GarageBand. iMovie. Both of which can have their projects opened in Logic Pro or Final Cut, an irreplaceable workflow for which there is no Android equivalent. Audio Bus. Not Google. For me, ARkit is huge for some hobby projects.


If Apple would sell me one of their dev phones that gives me root, I'd switch from Android in a second.

I don't understand why this is such a big deal for them. They could even charge more for it, or make it so tech support is excluded from those phones, or whatever they need to do make money.

They'd bring all the hackers back to their platform. Do you realize how much effort is spent on Android mods? Can you imagine if those people were busy making iPhones do more thing? Because that's what'd happen if they'd sell me a rooted phone.


Meh, there’s a small but dedicated community for mods, but they can affect system stability and that’s not a compromise Apple wants to make.

Not having root has never affected my almost ten year iOS dev career.



So far, only iOS can run on iDevices, which means if you want to use Apple hardware you have to use iOS.


Before this exploit there were other Bootrom exploits that allowed for running alternative operating systems (albeit on obsolete hardware).


I hardly see any compelling reason to stick to Apple hardware.


Well it appears Apple are really working towards user privacy as their main sell where android is locked in with Google Play services so though I do not personally have a preference I do know why some people choose Apple devices.


You can disable Google Play Services on a rooted Android. Besides I'm pretty sure all baseband CPUs have backdoors the carriers can tap into at any time.


I keep hearing this argument, but if I'm buying an Android device I'm still supporting Google and Android. The thing is, I don't want to support them at all.
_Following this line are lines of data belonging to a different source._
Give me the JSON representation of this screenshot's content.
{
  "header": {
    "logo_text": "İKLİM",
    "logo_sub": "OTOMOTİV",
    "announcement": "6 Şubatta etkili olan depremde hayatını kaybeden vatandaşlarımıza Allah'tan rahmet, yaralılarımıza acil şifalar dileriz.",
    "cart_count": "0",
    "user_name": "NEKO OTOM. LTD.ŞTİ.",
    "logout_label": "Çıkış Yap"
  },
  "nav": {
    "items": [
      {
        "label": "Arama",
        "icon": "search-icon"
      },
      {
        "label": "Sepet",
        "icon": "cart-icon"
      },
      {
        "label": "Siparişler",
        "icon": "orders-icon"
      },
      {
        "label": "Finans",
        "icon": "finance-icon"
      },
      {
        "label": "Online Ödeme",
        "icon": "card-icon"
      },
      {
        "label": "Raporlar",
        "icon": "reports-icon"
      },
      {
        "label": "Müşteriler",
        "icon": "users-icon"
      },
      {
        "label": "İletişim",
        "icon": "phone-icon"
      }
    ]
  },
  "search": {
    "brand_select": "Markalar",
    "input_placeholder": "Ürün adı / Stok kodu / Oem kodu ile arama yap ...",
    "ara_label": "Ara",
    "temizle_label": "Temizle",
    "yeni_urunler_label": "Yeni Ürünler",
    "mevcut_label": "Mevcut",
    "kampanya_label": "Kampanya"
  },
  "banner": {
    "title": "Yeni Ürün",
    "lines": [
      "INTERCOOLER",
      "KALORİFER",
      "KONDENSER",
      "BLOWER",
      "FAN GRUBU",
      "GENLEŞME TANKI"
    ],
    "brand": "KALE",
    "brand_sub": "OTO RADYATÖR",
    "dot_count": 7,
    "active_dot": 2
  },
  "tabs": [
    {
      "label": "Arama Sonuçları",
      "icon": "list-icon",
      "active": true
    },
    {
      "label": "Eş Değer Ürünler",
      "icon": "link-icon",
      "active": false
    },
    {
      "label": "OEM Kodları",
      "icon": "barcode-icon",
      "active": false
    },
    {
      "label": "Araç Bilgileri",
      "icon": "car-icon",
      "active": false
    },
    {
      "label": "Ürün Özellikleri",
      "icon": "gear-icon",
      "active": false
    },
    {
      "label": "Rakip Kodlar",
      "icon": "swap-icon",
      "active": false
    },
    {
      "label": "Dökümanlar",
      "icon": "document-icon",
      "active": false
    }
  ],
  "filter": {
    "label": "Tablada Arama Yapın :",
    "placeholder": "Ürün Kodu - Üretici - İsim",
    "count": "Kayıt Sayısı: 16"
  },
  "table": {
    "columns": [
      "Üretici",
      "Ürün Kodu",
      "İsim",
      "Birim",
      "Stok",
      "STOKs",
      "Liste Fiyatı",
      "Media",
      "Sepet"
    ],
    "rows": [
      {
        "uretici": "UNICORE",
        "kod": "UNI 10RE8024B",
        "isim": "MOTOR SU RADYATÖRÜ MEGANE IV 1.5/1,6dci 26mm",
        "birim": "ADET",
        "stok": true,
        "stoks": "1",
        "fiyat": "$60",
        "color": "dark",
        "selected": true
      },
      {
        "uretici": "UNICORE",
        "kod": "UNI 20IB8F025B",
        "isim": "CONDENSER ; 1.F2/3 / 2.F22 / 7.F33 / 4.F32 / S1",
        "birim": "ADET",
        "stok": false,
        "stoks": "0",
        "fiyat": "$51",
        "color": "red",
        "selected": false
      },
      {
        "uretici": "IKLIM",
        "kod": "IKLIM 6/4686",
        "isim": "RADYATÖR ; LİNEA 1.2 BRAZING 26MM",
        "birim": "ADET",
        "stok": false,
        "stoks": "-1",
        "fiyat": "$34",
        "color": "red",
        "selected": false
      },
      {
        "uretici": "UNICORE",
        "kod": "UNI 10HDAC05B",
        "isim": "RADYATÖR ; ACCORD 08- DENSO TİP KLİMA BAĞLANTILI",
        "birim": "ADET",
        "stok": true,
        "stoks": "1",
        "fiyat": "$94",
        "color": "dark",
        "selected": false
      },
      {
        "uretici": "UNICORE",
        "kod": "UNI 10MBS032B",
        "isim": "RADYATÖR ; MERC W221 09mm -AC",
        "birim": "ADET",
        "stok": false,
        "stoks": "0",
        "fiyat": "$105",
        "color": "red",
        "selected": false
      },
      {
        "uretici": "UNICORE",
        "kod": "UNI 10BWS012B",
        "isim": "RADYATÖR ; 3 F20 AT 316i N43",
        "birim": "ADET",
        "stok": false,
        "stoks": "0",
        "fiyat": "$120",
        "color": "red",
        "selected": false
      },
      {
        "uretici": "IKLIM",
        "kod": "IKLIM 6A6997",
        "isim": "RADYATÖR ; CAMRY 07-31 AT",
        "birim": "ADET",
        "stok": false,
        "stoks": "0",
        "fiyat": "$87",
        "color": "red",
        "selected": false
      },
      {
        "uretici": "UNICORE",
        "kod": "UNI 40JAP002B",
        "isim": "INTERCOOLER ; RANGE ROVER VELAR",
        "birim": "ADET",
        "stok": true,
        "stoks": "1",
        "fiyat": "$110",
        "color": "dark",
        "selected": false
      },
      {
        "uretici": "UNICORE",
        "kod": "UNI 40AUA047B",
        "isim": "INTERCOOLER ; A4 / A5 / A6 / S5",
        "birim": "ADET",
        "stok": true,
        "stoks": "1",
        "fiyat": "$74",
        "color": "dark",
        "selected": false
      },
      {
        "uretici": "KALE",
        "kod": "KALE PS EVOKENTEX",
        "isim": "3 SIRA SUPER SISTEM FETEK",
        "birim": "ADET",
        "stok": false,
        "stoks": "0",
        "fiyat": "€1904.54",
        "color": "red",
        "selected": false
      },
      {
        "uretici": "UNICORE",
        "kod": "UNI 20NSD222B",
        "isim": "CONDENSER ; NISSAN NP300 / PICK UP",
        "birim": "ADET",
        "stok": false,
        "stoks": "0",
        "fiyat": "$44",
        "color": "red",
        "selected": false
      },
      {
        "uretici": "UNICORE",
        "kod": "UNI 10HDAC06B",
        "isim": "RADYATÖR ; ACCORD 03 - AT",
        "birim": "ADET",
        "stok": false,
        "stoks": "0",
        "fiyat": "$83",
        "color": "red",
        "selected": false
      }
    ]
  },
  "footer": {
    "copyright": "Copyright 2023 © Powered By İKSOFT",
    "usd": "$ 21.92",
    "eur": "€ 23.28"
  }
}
On an iPhone (and probably a good number of Androids) the baseband is just a USB peripheral.


Apple is marketing privacy while storing encryption keys in China and becoming a services business. The more their revenue shifts away from hardware the more they'll be compelled to collect data to improve their services. There's no way around this.


I don't even know where to start with this comment.

"Storing encryption keys in china" could mean anything, it could mean having edge services with private TLS keys for instance. Which means semantically you're correct, but it doesn't mean anything.

In fact I'd argue it's no different than hosting in the US or UK.

The UK for example has laws that forbid you from withholding encryption keys or passwords. And there is an equivalent of the NSL (National Security Letter) which forbids you from even telling anyone that you have complied with a government or law enforcement request.

So how is this relevant?


That would be an argument for apple software. The question above was, if you don't care about the software why would you buy apple hardware?


Android appears to be about to lose the ability to run downloaded executables (see Termux), but this also has nothing to do with the discussion.


Are you talking about this?

https://github.com/termux/termux-app/issues/655

Or is there some new development I [1] should be concerned about?

1. Just a regular user of Termux.


iOS doesn't sent your every click to Google?

https://digitalcontentnext.org/wp-content/uploads/2018/08/DC...


as the paper notes, ios itself doesn’t send much to google. it’s primarily installed apps that send data to google, and that’s primarily advertising related. google apps will additionally send all your location data to google.

moral of the story: don’t install any google apps and limit the number of apps you install.


I'm not going to ruin my phone experience just for that. Why should I care that my apps have telemetry for ads. It keeps them free.